Ingredients:
- 1 large loaf (450 g) stale Brioche or Challah bread, cut into 1-inch cubes
- 2 Tbsp unsalted butter (for apples)
- 3 large Granny Smith or Bramley apples, peeled, cored, and diced
- 1/4 cup packed light brown sugar (for apples)
- 1 tsp ground cinnamon
- 1/4 tsp nutmeg
- 6 large eggs, room temperature
- 1/2 cup granulated sugar (for custard)
- 2 cups (475 mL) heavy cream (double cream), full fat
- 1 cup (240 mL) whole milk
- 1 Tbsp vanilla extract
- 1/2 tsp fine sea salt (for custard)
- 1 1/2 cups granulated sugar (for caramel)
- 1/4 cup water (for caramel)
- 3/4 cup (180 mL) warm heavy cream (for caramel)
- 2 Tbsp unsalted butter, cubed (for caramel)
- 1 tsp flaky sea salt, divided (for caramel)
Instructions:
- Cube the brioche and spread on a tray for 1–2 hours if not already stale. This drying process is crucial for texture.
- Sauté the Apples: Melt the 2 Tbsp butter in a pan over medium heat. Add the diced apples, brown sugar, cinnamon, and nutmeg. Cook for 5–7 minutes until the apples are tender-crisp. Set aside to cool slightly.
- Combine Solids: Place the bread cubes and cooled apple mixture into a 9x13 inch baking dish. Toss lightly to distribute the apples evenly.

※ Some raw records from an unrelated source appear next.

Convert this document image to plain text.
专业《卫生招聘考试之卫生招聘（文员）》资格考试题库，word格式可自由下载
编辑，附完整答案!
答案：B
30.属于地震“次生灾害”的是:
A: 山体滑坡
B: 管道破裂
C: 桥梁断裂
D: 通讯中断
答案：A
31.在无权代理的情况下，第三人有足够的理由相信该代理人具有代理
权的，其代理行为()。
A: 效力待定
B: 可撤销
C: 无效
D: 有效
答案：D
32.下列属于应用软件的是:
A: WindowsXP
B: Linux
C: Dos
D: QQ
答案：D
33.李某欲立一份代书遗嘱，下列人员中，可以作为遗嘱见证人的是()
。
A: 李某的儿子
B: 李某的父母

- Make the Caramel: Combine 1 1/2 cups granulated sugar and 1/4 cup water in a heavy saucepan. Cook over medium-high heat until the sugar dissolves. Stop stirring and bring to a boil. Cook until the syrup turns a deep amber colour (approximately 8–10 minutes).

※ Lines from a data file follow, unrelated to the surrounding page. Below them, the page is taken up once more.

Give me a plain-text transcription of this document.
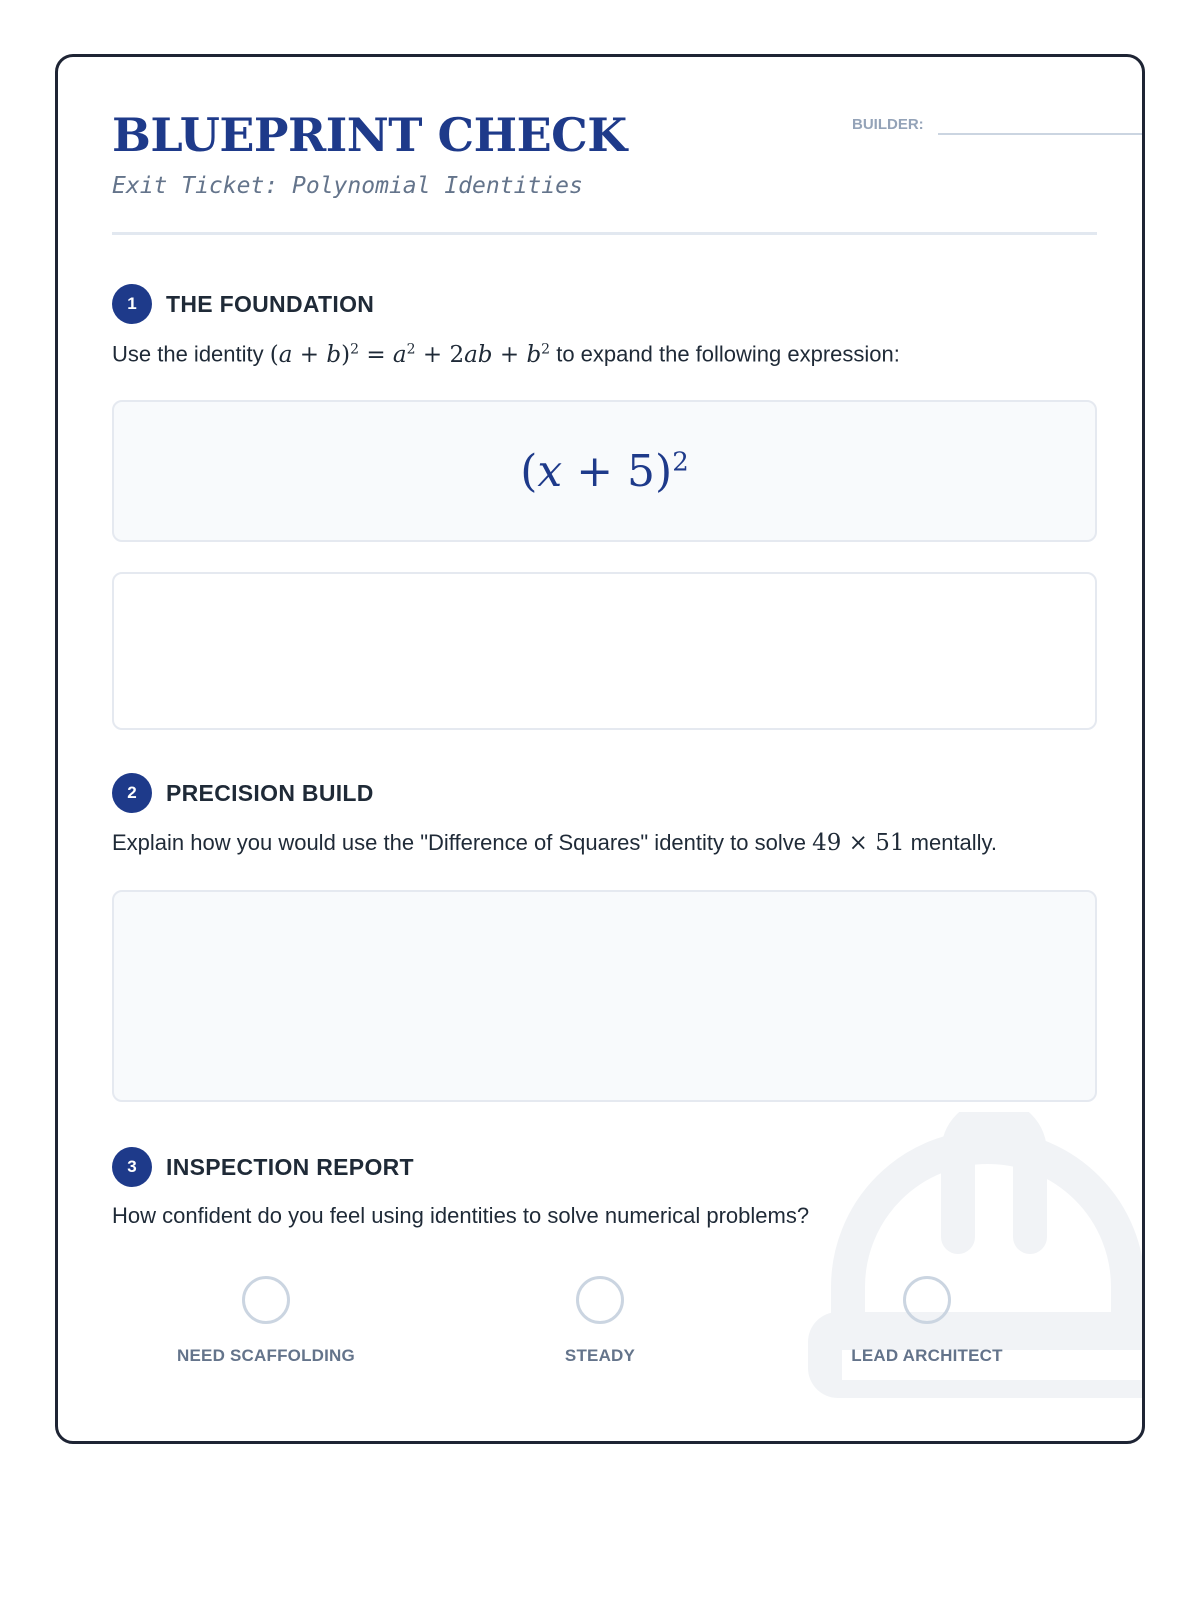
BLUEPRINT CHECK
Exit Ticket: Polynomial Identities
BUILDER:
1	THE FOUNDATION
Use the identity $(a + b)^2 = a^2 + 2ab + b^2$ to expand the following expression:
$(x + 5)^2$
2	PRECISION BUILD
Explain how you would use the "Difference of Squares" identity to solve 49 × 51 mentally.
3	INSPECTION REPORT
How confident do you feel using identities to solve numerical problems?
NEED SCAFFOLDING	STEADY	LEAD ARCHITECT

- Finish the Sauce: Remove the pan from the heat immediately. Carefully and slowly whisk in the warm heavy cream (it will bubble violently). Then whisk in the cubed butter and 1/2 tsp sea salt until smooth.
- Divide the Caramel: Measure out 1/2 cup (120 mL) of the caramel sauce and set aside for the final drizzle. Pour the remaining caramel sauce directly into the custard base ingredients.

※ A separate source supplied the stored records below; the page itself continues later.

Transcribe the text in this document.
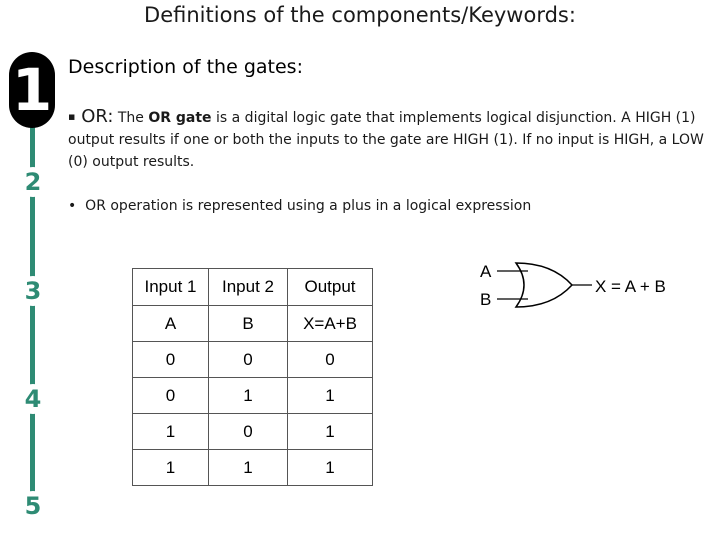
Definitions of the components/Keywords:
1
2
3
4
5
Description of the gates:
▪ OR: The OR gate is a digital logic gate that implements logical disjunction. A HIGH (1) output results if one or both the inputs to the gate are HIGH (1). If no input is HIGH, a LOW (0) output results.
• OR operation is represented using a plus in a logical expression
Input 1	Input 2	Output
A	B	X=A+B
0	0	0
0	1	1
1	0	1
1	1	1
A
B
X = A + B
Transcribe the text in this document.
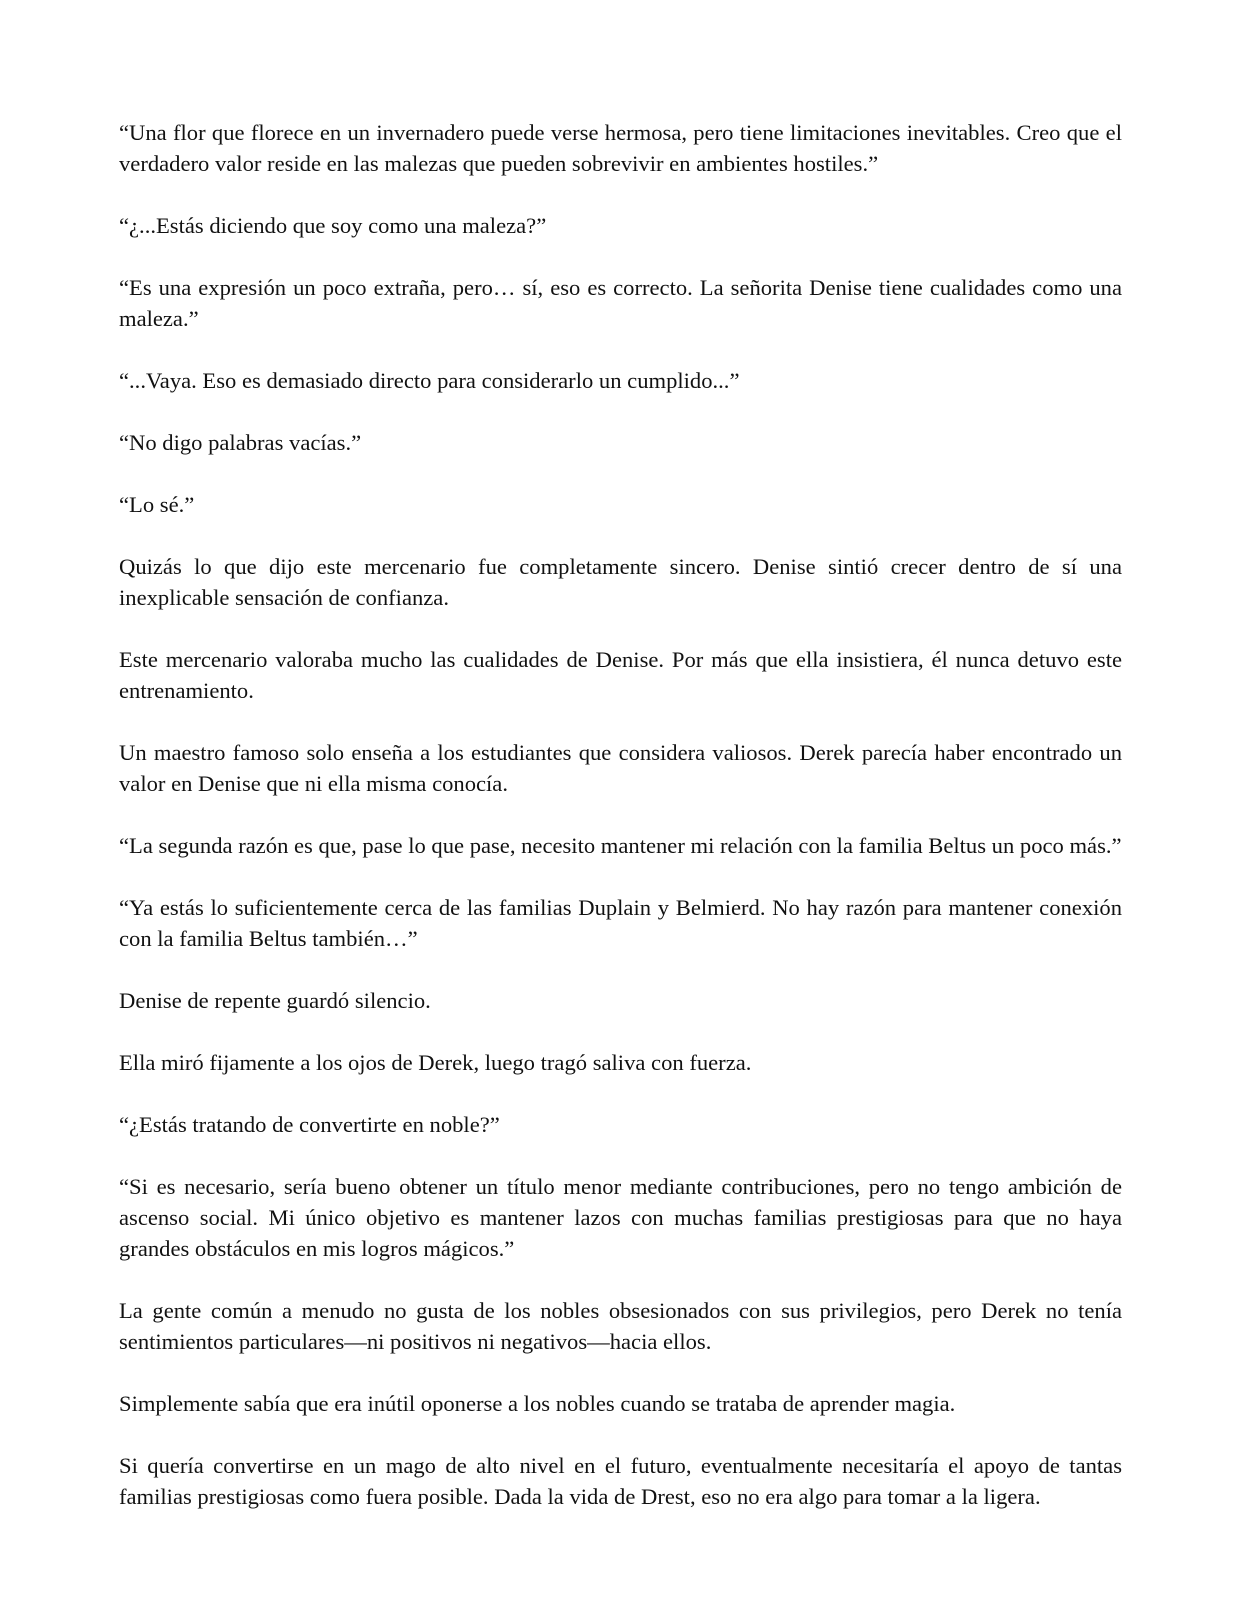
“Una flor que florece en un invernadero puede verse hermosa, pero tiene limitaciones inevitables. Creo que el verdadero valor reside en las malezas que pueden sobrevivir en ambientes hostiles.”

“¿...Estás diciendo que soy como una maleza?”

“Es una expresión un poco extraña, pero… sí, eso es correcto. La señorita Denise tiene cualidades como una maleza.”

“...Vaya. Eso es demasiado directo para considerarlo un cumplido...”

“No digo palabras vacías.”

“Lo sé.”

Quizás lo que dijo este mercenario fue completamente sincero. Denise sintió crecer dentro de sí una inexplicable sensación de confianza.

Este mercenario valoraba mucho las cualidades de Denise. Por más que ella insistiera, él nunca detuvo este entrenamiento.

Un maestro famoso solo enseña a los estudiantes que considera valiosos. Derek parecía haber encontrado un valor en Denise que ni ella misma conocía.

“La segunda razón es que, pase lo que pase, necesito mantener mi relación con la familia Beltus un poco más.”

“Ya estás lo suficientemente cerca de las familias Duplain y Belmierd. No hay razón para mantener conexión con la familia Beltus también…”

Denise de repente guardó silencio.

Ella miró fijamente a los ojos de Derek, luego tragó saliva con fuerza.

“¿Estás tratando de convertirte en noble?”

“Si es necesario, sería bueno obtener un título menor mediante contribuciones, pero no tengo ambición de ascenso social. Mi único objetivo es mantener lazos con muchas familias prestigiosas para que no haya grandes obstáculos en mis logros mágicos.”

La gente común a menudo no gusta de los nobles obsesionados con sus privilegios, pero Derek no tenía sentimientos particulares—ni positivos ni negativos—hacia ellos.

Simplemente sabía que era inútil oponerse a los nobles cuando se trataba de aprender magia.

Si quería convertirse en un mago de alto nivel en el futuro, eventualmente necesitaría el apoyo de tantas familias prestigiosas como fuera posible. Dada la vida de Drest, eso no era algo para tomar a la ligera.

- Whisk the Custard: In a large bowl, whisk together the eggs, 1/2 cup granulated sugar, 2 cups heavy cream, whole milk, vanilla extract, and remaining fine sea salt. Whisk in the large portion of caramel sauce reserved from Step 6.
- Soak and Chill (Crucial Step): Pour the prepared custard mixture evenly over the bread and apple mixture. Gently press the bread down to submerge it. Cover the dish tightly with cling film and refrigerate for a minimum of 2 hours, or ideally, overnight, ensuring the bread fully absorbs the liquid.
- Bake Prep: Preheat the oven to 350°F (175°C). Place the pudding dish inside a large, deep roasting pan.
- Create Water Bath: Pour hot water into the roasting pan, ensuring it comes halfway up the sides of the bread pudding dish. This prevents the edges from drying out.
- Cook: Bake for 60–70 minutes, or until the pudding is puffed, golden brown, and slightly firm in the centre. The internal temperature should register 195–200°F (90–93°C).
- Rest and Serve: Remove the dish from the water bath. Allow the pudding to cool on a wire rack for 15 minutes before serving. Drizzle liberally with the remaining reserved 1/2 cup caramel sauce and sprinkle with the remaining 1/2 tsp flaky sea salt.